The Garrick was founded in 1831 by a group of literary gentlemen under the patronage of the King’s brother, the egalitarian Duke of Sussex. They announced that the Club would be a place where ‘actors and men of refinement and education might meet on equal terms’, where ‘patrons of the drama and its professors were to be brought together’, and where ‘easy intercourse was to be promoted between artists and patrons’.

They couldn’t have made it a place where actors and women and men of refinement and education might meet on equal terms, because there were no public places where women and men could do that in 1831. Private houses, yes, but public places, no.

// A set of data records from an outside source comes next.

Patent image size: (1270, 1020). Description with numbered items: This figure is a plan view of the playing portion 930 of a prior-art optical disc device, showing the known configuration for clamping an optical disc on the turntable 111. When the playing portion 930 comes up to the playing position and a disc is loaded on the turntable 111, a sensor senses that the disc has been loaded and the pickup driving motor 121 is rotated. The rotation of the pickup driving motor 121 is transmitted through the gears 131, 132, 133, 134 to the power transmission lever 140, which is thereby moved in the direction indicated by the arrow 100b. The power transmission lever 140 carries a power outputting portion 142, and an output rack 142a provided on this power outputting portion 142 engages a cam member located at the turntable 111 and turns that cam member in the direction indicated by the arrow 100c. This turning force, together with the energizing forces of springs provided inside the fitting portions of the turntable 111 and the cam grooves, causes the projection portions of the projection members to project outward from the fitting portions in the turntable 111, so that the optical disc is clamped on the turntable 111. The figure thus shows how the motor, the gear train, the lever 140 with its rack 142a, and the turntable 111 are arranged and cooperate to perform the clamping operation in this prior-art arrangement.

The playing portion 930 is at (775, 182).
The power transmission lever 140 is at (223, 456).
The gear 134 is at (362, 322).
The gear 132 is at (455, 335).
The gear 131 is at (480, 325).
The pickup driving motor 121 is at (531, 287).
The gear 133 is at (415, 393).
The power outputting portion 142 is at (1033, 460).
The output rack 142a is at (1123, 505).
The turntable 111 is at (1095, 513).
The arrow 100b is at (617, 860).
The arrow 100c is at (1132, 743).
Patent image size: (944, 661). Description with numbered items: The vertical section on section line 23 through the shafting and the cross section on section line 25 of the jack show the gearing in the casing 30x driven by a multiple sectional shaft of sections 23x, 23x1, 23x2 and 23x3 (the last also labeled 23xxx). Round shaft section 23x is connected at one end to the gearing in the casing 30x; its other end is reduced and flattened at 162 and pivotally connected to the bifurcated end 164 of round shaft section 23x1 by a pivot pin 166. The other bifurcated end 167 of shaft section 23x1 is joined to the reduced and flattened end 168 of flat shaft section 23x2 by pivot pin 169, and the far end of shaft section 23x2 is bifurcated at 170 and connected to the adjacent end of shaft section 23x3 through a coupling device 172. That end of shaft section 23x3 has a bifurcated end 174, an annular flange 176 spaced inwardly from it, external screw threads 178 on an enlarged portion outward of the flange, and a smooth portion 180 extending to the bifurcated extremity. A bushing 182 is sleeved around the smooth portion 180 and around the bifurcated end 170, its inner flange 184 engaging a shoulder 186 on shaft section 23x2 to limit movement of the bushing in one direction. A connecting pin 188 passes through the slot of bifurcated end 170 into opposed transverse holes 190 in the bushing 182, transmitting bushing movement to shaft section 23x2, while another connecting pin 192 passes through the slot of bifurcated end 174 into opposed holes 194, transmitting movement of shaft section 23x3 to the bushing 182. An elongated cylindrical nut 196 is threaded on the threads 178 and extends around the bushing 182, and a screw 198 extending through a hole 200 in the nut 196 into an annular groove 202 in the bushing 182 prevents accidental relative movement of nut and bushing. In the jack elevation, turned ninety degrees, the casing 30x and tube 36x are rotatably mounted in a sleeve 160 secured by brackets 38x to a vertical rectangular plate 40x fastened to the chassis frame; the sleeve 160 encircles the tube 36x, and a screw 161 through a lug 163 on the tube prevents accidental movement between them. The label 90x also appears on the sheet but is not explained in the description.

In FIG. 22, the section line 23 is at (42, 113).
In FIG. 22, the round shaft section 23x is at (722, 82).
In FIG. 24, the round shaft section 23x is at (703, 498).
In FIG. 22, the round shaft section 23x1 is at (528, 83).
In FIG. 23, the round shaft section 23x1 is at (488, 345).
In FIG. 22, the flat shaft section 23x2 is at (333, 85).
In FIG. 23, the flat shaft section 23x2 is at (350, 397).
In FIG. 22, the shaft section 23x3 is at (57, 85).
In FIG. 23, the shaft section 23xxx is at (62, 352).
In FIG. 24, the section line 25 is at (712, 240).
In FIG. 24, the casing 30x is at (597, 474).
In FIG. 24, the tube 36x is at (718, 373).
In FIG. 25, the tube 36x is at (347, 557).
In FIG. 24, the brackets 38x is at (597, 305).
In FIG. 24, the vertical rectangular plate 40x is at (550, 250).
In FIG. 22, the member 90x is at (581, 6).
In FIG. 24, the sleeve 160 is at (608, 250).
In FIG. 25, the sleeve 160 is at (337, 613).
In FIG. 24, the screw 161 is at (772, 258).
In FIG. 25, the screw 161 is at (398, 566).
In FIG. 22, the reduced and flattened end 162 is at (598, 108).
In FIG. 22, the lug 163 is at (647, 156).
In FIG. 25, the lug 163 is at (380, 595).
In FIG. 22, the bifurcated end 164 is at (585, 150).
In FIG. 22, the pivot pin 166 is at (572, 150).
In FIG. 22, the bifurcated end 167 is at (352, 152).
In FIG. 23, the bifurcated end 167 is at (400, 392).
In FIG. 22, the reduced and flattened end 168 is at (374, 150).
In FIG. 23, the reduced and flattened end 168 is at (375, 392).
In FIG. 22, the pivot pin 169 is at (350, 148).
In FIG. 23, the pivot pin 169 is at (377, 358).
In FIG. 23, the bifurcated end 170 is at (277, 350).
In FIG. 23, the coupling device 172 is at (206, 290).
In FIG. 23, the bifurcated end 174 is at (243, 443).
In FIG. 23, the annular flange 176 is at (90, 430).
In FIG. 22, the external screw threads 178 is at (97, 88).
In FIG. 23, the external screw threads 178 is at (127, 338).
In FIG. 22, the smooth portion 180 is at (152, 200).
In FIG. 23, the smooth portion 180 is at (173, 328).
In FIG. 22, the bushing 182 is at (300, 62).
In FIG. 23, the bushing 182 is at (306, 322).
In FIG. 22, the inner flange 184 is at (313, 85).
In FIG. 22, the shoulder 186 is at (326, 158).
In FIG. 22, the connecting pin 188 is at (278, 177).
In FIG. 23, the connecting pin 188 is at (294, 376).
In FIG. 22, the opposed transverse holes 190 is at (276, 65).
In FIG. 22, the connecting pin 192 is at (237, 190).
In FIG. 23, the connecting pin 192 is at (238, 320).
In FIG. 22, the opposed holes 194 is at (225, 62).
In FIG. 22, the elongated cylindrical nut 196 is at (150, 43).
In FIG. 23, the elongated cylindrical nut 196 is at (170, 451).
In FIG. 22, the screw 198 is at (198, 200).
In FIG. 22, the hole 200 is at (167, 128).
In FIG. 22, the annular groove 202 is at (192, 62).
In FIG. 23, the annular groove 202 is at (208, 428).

But it’s not 1831 any more.

The Club was named after the great eighteenth century actor David Garrick. Attracted by the combination of the traditions of the eighteenth century literary society with the advantages of a well-run dining and social club, the first members of the Garrick were a sophisticated and cosmopolitan group that included twenty-four peers of the realm as well as writers, actors, musicians and publishers.

Many of the great literary personalities of the nineteenth century were members of the Garrick, and the Club was the scene of a famous quarrel between perhaps the two greatest – Dickens and Thackeray. Edmund Yates, a friend of Dickens, published remarks on Thackeray that were offensive and could only have been heard in the Club. Yates was peevishly championed by Dickens and the disaffection between him and Thackeray lasted until just before the latter’s death. Other members of the Club in the nineteenth century included writers such as Trollope, Captain Marryat, Meredith, JM Barrie, Pinero and WS Gilbert, actors such as Macready, Charles Kemble, Charles Mathews, Irving, Tree and Forbes-Robertson, composers such as Elgar and Sullivan and artists such as Millais, Leighton and Rossetti.

Today the Club has around 1,300 members including many of the most distinguished actors and men of letters in England. The original assurance of the committee, “that it would be better that ten unobjectionable men should be excluded than one terrible bore should be admitted”, ensures that the lively atmosphere for which the Club was so well-known in the nineteenth century continues to invigorate members of the Club in the twenty-first century.

Lively but, excuse me for saying so, narrow. The Club absent-mindedly leaves out half of the potential membership on account of what’s between their legs, so they lack some pretty lively people. Mary Beard for instance: I should think she’d be excellent for the lively atmosphere. Maggie Smith? Natalie Haynes? Emma Thompson? Zadie Smith?